As a bit of background, epilepsy is a condition that results from abnormal electrical activity within the brain, which results in whats known as seizure. These can take on many different forms as there are many different types of epilepsy, such as absence seizures and tonic-clonic seizures. Some forms of epilepsy the abnormal electrical activity only affects one area of the brain, sometimes it affects one area but goes on to affect the whole brain and others it affects the whole brain from the start.

Research into the use of cannabidiol-enriched cannabis for children with treatment resistant epilepsy reported a reduction in the frequency of seizures, some children experiencing up to 100 seizures a day prior to treatment with cannabis oil. Some of the parents of these children actually reported that their children were complete free of seizures once being treated with cannabidiol-enriched cannabis. Other benefits that were reported by parents include increased alertness, better mood and improved sleep.

Chemotherapy is a type of cancer treatment that targets rapidly reproducing cells, eg cancerous cells, and results in apoptosis (cell death) of these cells or halting the division of these cells. Hair loss and sickness are common side effects of chemotherapy as hair follicle associated cells are also rapidly dividing, as is the lining of the gastrointestinal system therefore these cells are also affected by the chemotherapeutic agent.

Research into use of cannabis products as treatment for chemotherapy patients with nausea and vomiting showed that the use of use of cannabinoid dronabinol had an anti-emetic efficacy that was greater compared to neuroleptics. There was also a difference in favour of the cannabinoid dronabinol over a placebo however this difference was not statistically significant. This shows that more research is needed to ensure cannabinoids are more effective for patients compared to modern day anti-emetics.

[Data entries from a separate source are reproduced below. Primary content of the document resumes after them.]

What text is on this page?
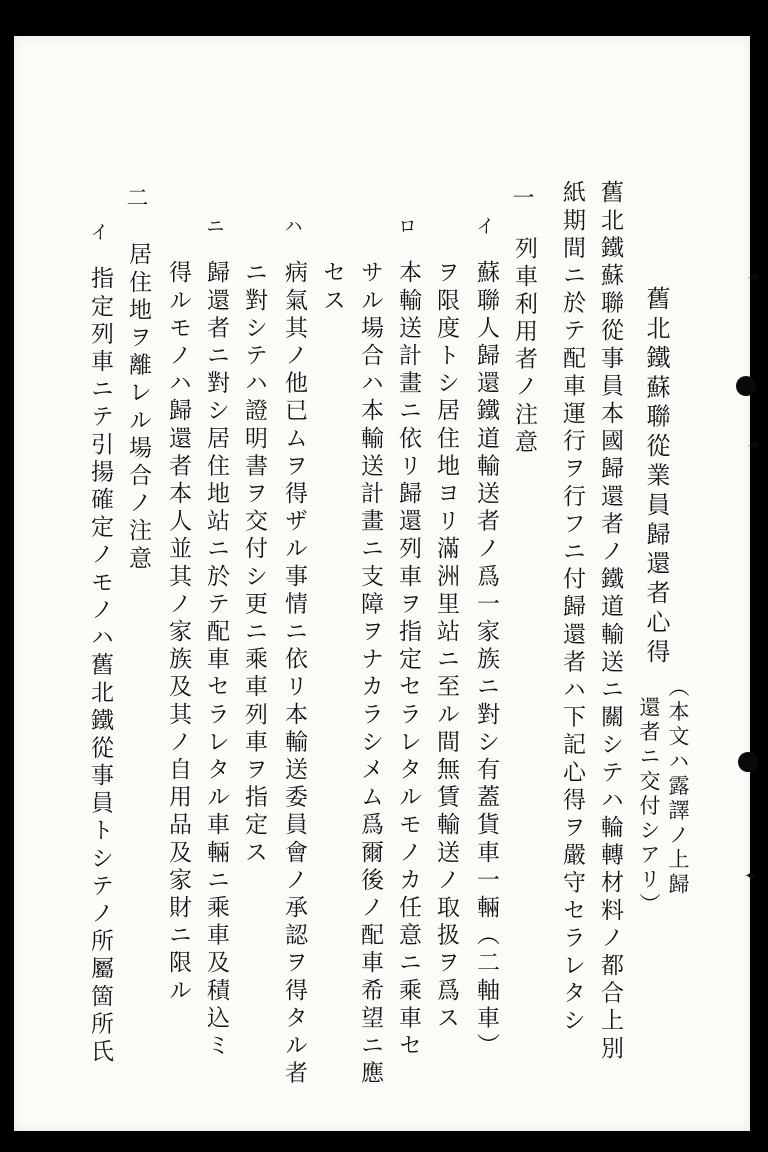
✦
✦
✦
舊北鐵蘇聯從業員歸還者心得
（本文ハ露譯ノ上歸
還者ニ交付シアリ）
舊北鐵蘇聯從事員本國歸還者ノ鐵道輸送ニ關シテハ輪轉材料ノ都合上別
紙期間ニ於テ配車運行ヲ行フニ付歸還者ハ下記心得ヲ嚴守セラレタシ
一
列車利用者ノ注意
イ
蘇聯人歸還鐵道輸送者ノ爲一家族ニ對シ有蓋貨車一輛（二軸車）
ヲ限度トシ居住地ヨリ滿洲里站ニ至ル間無賃輸送ノ取扱ヲ爲ス
ロ
本輸送計畫ニ依リ歸還列車ヲ指定セラレタルモノカ任意ニ乘車セ
サル場合ハ本輸送計畫ニ支障ヲナカラシメム爲爾後ノ配車希望ニ應
セス
ハ
病氣其ノ他已ムヲ得ザル事情ニ依リ本輸送委員會ノ承認ヲ得タル者
ニ對シテハ證明書ヲ交付シ更ニ乘車列車ヲ指定ス
ニ
歸還者ニ對シ居住地站ニ於テ配車セラレタル車輛ニ乘車及積込ミ
得ルモノハ歸還者本人並其ノ家族及其ノ自用品及家財ニ限ル
二
居住地ヲ離レル場合ノ注意
イ
指定列車ニテ引揚確定ノモノハ舊北鐵從事員トシテノ所屬箇所氏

Multiple sclerosis is a condition that affects the insulting layer, called the myelin sheath, that encases the projecting fibres of neurons. This protective sheath acts like the plastic insulation around electrical wires, keeps the signal going in the right direction towards the target. In multiple sclerosis the immune system attacks this protection sheath and causes the signals to stray from their target, this can cause loss of function, such as loss of vision, or abnormal undesired symptoms, such as muscle spasms.

In terms of the use of cannabis- based medicine in those with multiple sclerosis, studies have been conducted with patient who have multiple sclerosis that is not controlled satisfactorily by using standard drugs. A study has found that the use of cannabis-based medicine in those that initially showed an improvement of symptoms, most commonly spasticity, showed an improvement with long term effects. However, this particular study also showed side effects that in some patients were shown to have adverse effects, such as seizures.